Is there a way to maintain a constant literal expression (with const assertion) while still enforcing type checking against a specific type to prevent missing or excess properties?
In simpler terms, how can the type annotation be prevented from overriding the as const assertion and widening the type?
I have a basic understanding of what's happening and I've asked around on chat, but it seems like there may not be a straightforward solution in the realm of types. Perhaps there's a clever workaround that I'm not aware of.
Here's the scenario:
I need to create a config object that allows me to infer types conditionally based on its values, all while ensuring that the config precisely matches the keys of a specified type.

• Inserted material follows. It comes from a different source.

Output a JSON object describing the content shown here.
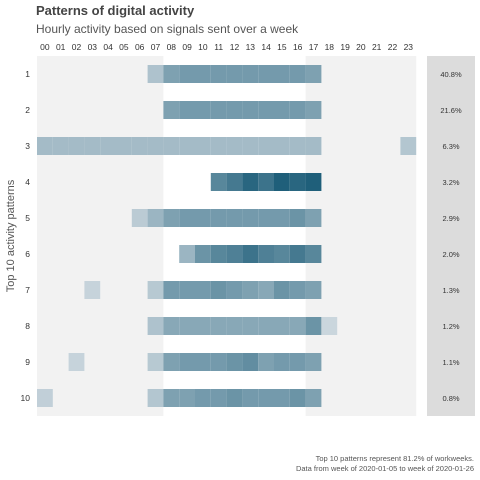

Consider this minimal example. The State type defines the key structure, and the config object must align with those keys for type validation. However, I also need the config to remain constant so I can access a union type at a unit level, instead of a widened string type.
type State = Readonly<{
a: number;
b: string;
}>;
const config: Record<keyof State, { value: string }> = {
a: { value: "aaa" },
b: { value: "bbb" }
} as const;
// Desired output should be "aaa" | "bbb"
type ConfigValues = (typeof config)[keyof typeof config]["value"];
One potential solution is as follows:
const config = {
a: { value: "aaa" },
b: { value: "bbb" }
} as const;
// eslint-disable-next-line @typescript-eslint/no-unused-vars
const config_check: Record<keyof State, any> = config;
However, this approach only checks for missing properties, not excessive ones :/.
Keep in mind that this illustration is quite simplistic. In reality, the config is more intricate, and the desired inference type relies on conditional logic tied to the values.
Furthermore, encountering this issue repeatedly suggests it's not just an isolated incident.